On Thursday, 30 May day, Brave Simon took the ring,
Back'd by Jem Ward the champion, likewise by Gallant Spring,
To fight Burke for two hundred pounds, a man of courage bold,
To stop reports that with Ward the battle he had sold.

Burke was arrested and tried for manslaughter. He was acquitted on 11 July 1833, but avoided competitive fights for some time afterwards, only taking part in exhibition matches. He retired in 1843 and died of tuberculosis less than two years later in 1845, having by then been reduced to poverty.

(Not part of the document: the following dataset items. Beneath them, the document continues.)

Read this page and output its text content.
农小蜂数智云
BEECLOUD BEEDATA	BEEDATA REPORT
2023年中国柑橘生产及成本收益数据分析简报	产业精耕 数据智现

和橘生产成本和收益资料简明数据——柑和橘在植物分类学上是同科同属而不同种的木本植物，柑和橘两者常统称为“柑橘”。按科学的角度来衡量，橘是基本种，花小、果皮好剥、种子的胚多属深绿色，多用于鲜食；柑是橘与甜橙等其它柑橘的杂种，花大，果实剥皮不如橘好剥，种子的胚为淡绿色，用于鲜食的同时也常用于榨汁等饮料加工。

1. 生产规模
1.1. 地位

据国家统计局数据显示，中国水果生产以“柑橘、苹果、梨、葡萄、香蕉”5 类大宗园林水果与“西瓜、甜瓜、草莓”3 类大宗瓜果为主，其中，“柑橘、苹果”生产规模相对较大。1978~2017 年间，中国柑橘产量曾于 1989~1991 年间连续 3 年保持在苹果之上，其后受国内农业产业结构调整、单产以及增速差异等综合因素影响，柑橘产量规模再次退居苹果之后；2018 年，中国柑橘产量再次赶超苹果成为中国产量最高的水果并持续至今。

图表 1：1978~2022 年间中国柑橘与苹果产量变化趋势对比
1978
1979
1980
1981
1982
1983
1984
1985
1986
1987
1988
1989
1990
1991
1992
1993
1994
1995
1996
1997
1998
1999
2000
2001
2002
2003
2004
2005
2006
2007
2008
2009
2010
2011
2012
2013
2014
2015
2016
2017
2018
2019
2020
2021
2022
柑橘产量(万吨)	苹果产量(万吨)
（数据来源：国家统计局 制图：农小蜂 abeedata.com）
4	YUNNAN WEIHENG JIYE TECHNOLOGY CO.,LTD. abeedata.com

Following the death in 1838 of another fighter, William Phelps, also known as Brighton Bill, in a match against Owen Swift, the London Prize Ring Rules were introduced by the Pugilists's Protective Association to more clearly define the range of fouls and to introduce certain safety measures. Butting, gouging, biting, scratching, kicking were all forbidden as was the use of stones or any hard object in the hand. Thirty-second breaks were introduced between rounds, at the end of which each fighter had to walk to the scratch unaided within 8 seconds. The wearing of spiked boots was prohibited, and boxers who went to ground without being hit were disqualified. These rules still form the basis for the modern sport of boxing.